The takeover bid launched by the telecommunications group Vodafone to acquire the 23.2% it does not yet control in Kabel Deutschland has been accepted by 73.5% of the shareholders to whom the offer was addressed through its German subsidiary Vodafone Vierte Verwaltungs.
In a statement, the company has informed that, once the acceptance period closed on February 1, the takeover bid presented last December has been accepted by the holders of a total of 15,123,389 Kabel shares, which is equivalent to 17.1% of the total capital.
As a result, Vodafone’s total stake in the German operator, adding the shares it already owned to those acquired as part of this takeover bid, amounts to 83,069,242 shares, which corresponds to approximately 93.8% of Kabel Deutschland’s capital.
Vodafone launched its offer for Kabel Deutschland on December 22 at a price of 103 euros per share, which already had the acceptance commitment of D.E. Shaw, Elliott Advisers and UBS O’Connor, whose stake amounted to 17.1% in the company.
The company explained in the takeover announcement that the transaction will be “immediately” positive for adjusted earnings per share and free cash flow per share metrics, as well as being rating neutral.

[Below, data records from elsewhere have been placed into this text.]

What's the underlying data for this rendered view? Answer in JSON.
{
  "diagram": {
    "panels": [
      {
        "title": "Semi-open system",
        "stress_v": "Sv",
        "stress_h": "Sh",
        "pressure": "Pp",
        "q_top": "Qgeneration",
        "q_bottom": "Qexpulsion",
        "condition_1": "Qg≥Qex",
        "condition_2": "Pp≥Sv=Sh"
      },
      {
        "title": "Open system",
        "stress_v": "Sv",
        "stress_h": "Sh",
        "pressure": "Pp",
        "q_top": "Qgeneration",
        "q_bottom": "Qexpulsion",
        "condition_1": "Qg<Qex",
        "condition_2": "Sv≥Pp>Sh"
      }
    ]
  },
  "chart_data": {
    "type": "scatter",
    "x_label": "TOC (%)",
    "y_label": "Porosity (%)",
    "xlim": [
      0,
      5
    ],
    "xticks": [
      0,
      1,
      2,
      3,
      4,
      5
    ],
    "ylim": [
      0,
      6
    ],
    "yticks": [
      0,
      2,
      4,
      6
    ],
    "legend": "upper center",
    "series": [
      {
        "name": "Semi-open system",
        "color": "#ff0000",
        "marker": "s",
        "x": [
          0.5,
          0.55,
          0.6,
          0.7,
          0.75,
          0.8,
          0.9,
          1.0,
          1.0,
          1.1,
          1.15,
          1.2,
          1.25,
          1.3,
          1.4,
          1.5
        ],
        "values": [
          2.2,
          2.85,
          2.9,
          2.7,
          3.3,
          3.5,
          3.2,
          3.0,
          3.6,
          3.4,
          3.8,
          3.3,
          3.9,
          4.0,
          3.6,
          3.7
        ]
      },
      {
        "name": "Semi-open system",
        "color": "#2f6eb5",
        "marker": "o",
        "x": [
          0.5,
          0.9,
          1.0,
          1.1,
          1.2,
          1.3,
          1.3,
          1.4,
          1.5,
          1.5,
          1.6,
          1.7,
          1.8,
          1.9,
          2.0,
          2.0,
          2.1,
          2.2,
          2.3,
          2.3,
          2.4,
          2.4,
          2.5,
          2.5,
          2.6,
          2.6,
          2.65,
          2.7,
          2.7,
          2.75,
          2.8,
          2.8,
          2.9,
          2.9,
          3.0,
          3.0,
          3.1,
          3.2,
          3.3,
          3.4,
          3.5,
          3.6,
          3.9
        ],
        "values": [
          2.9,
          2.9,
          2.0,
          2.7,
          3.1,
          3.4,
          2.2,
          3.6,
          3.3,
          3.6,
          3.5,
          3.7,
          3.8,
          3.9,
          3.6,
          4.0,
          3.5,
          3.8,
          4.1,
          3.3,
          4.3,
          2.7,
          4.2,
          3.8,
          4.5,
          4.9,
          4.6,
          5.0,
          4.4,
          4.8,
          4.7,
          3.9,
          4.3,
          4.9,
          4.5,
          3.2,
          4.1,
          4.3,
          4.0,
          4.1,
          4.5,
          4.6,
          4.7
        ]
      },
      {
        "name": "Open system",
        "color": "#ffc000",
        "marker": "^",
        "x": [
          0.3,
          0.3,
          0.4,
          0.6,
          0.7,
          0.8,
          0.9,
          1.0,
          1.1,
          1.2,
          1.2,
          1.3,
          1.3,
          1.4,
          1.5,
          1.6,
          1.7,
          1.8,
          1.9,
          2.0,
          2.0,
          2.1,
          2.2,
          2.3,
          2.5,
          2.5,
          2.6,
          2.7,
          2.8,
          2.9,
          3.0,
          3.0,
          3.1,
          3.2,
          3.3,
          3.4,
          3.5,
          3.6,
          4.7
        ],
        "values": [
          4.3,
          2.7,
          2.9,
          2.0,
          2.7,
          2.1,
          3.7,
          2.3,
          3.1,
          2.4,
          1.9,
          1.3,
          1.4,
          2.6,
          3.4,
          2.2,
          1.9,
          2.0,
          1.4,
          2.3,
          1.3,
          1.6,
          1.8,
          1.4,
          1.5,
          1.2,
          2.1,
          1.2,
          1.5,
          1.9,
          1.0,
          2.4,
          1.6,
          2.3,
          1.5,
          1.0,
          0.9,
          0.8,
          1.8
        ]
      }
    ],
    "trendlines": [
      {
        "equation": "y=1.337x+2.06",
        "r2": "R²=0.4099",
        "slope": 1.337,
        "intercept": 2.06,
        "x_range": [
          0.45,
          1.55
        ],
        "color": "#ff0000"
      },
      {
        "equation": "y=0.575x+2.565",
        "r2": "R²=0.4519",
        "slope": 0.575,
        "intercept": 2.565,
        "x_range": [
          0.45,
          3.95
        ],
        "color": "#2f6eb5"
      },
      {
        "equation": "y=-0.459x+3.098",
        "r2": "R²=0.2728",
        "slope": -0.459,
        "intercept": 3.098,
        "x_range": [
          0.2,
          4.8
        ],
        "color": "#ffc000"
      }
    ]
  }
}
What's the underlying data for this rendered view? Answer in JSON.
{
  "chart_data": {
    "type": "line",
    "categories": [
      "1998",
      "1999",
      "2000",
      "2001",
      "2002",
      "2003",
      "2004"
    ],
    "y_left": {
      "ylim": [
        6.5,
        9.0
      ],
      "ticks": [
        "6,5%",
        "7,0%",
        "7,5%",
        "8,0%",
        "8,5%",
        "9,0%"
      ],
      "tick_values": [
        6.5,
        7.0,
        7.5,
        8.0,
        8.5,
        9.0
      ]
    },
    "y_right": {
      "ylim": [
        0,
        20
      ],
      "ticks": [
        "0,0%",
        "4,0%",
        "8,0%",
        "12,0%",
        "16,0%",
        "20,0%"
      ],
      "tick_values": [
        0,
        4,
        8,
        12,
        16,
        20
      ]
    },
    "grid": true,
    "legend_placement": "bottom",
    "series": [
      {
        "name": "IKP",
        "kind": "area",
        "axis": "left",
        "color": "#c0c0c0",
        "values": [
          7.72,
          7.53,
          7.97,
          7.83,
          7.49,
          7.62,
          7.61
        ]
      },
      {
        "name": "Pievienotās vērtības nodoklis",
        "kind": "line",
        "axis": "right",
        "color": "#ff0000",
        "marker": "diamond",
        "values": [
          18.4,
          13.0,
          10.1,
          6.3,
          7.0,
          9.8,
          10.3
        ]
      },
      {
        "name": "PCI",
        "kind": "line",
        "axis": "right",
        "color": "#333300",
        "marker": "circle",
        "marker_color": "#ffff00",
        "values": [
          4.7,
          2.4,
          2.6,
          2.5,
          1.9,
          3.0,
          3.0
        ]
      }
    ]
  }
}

It also reduces the British telecommunications group’s exposure to litigation related to the purchase of Kabel Deutschland.
Vodafone took 76.8% of the German company in 2013 for around €7.7 billion. However, other shareholders who did not accept the offer sued the British firm on the grounds that the price paid undervalued the company. A Munich court dismissed that lawsuit in November and ruled in favor of Vodafone.
However, the ruling was not final, so minority shareholders still had the option to appeal. As part of this takeover bid, all shareholders who accept it will have to withdraw any appeal filed. On its side, Elliott has agreed to additional restrictions and confidentiality clauses.
The agreed price of EUR 103 per share is lower than the weighted average of EUR 108 of the last 30 days on the stock exchange prior to the announcement. However, it is higher than the €92 it would have had to pay in accordance with the call options included in the 2013 takeover bid.